UT Professor’s New Book Explores the Economic Value of Slaves In American History

UT history professor Daina Ramey Berry has dedicated her professional life to filling in the gaps of American history. Growing up in an African-American family just outside of Sacramento, California, she was quick to notice that her ancestors’ history was often absent from her schoolbooks. But she didn’t have to look far for an education on her roots: Her mother was an academic and activist who had participated in the

1963 March on Washington and her father was an engineering professor who became the second African-American to join UC Davis’ faculty. Since becoming a historian herself, Berry has taken matters into her own hands, writing dozens of articles and two books on gender and slavery in the 19th century.

Her latest book, The Price for Their Pound of Flesh: The Value of the Enslaved, from Womb to Grave, in the Building of a Nation, explores the economic value of slaves during their lives and after death as they were sold to be studied in American medical schools. This comes at the end of a journey that led Berry to archives across the country to study the different ways slaves were valued at auction, in medical records, and in insurance policies. The book is the recipient of the 2018 Hamilton Book Award—UT’s highest literary honor. Berry spoke with the Alcalde about her book and her upcoming projects.

The Price for Their Pound of Flesh took you 10 years to complete. Why?

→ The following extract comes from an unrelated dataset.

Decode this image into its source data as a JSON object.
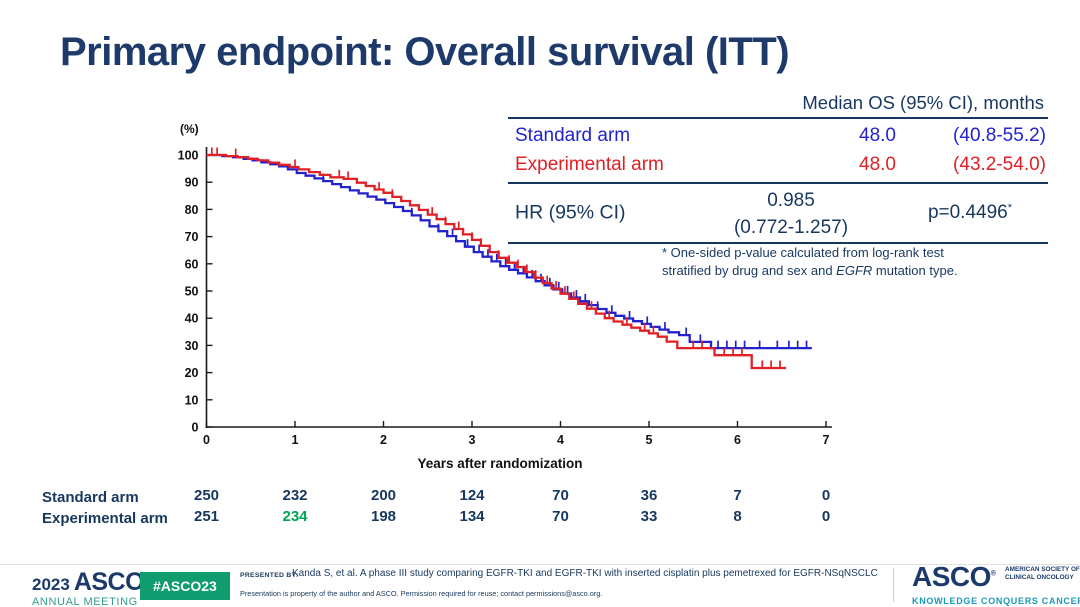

There were two big challenges. The first was finding the needle in a haystack of information buried in medical records and institutions across the U.S. I had to follow deed books, minutes at faculty meetings, lecture notes, and handbooks at medical schools to find answers. The other challenge was more emotional. There were some times that I would read things that were so disturbing, I couldn’t even write about it. But I couldn’t leave anything out. I had to give myself breaks to write a clean history without sadness or anger.

What kept you motivated?

Trying to understand how enslaved people made sense of being eternal commodities. I realized they did recognize the value of their souls. They acknowledged a separation between their physical bodies and who they were spiritually and intellectually. They knew that their souls couldn’t be touched or traded.

What are readers shocked to learn about the history of slaves in America?

People are often just shocked at the level of commodification of black bodies—the fact that infants were separated from their parents and auctioned when they were a few days or months old, or how the bodies of enslaved people were used to advance the field of medicine even after they were dead. Many of my students say they find it ironic that the very people who were being dehumanized were the same people contributing to this era of medical discovery and education.

In your research, how did you find slaves were valued?

I wanted to understand the value of slaves in society. During this time, black lives was so devalued because they weren’t seen as people. They were being poked and prodded and appraised to be sold at different stages of their lives. There are four main ways that I identified slaves being valued. There was the appraisal value of what the estates or plantations thought they were worth that year. There was the market value, or the sale price at auction. There was their soul value—the infinite value of the slaves’ spirits that no one could commodify. And there was their ghost value, or the value of their body once they died.

What makes you passionate about teaching history?

I took my first African-American studies course in college. I didn’t like the professor who taught it, so I wrote him a very respectful letter and would have conversations about the lessons. Those talks helped me realize that history is about interpretation. Depending on your personal experiences and training, two people might read the same document totally differently. I realized if I wanted my children to learn their history, I needed to help write it.

There’s debate over the difference between remembering and honoring historical figures. How do slaves fit into that conversation?

Enslaved people have done so many things for this country, but there are so many names we don’t know. I think we need to start by recognizing these people and understanding what they’ve contributed to the building of our nation. To honor people who have committed treason, but not the people who were actively participating in the growth of our country, it’s hypocritical.

What upcoming projects are you working on right now?

I’m co-authoring a [non-fiction] book with Kali Gross called A Black Women’s History of the United States. We’re trying to write it from the perspectives of unknown figures. We’re hoping that the stories we’re telling in this book are stories of women you’ve never heard of who played a role in our country’s history.

This interview has been edited and condensed.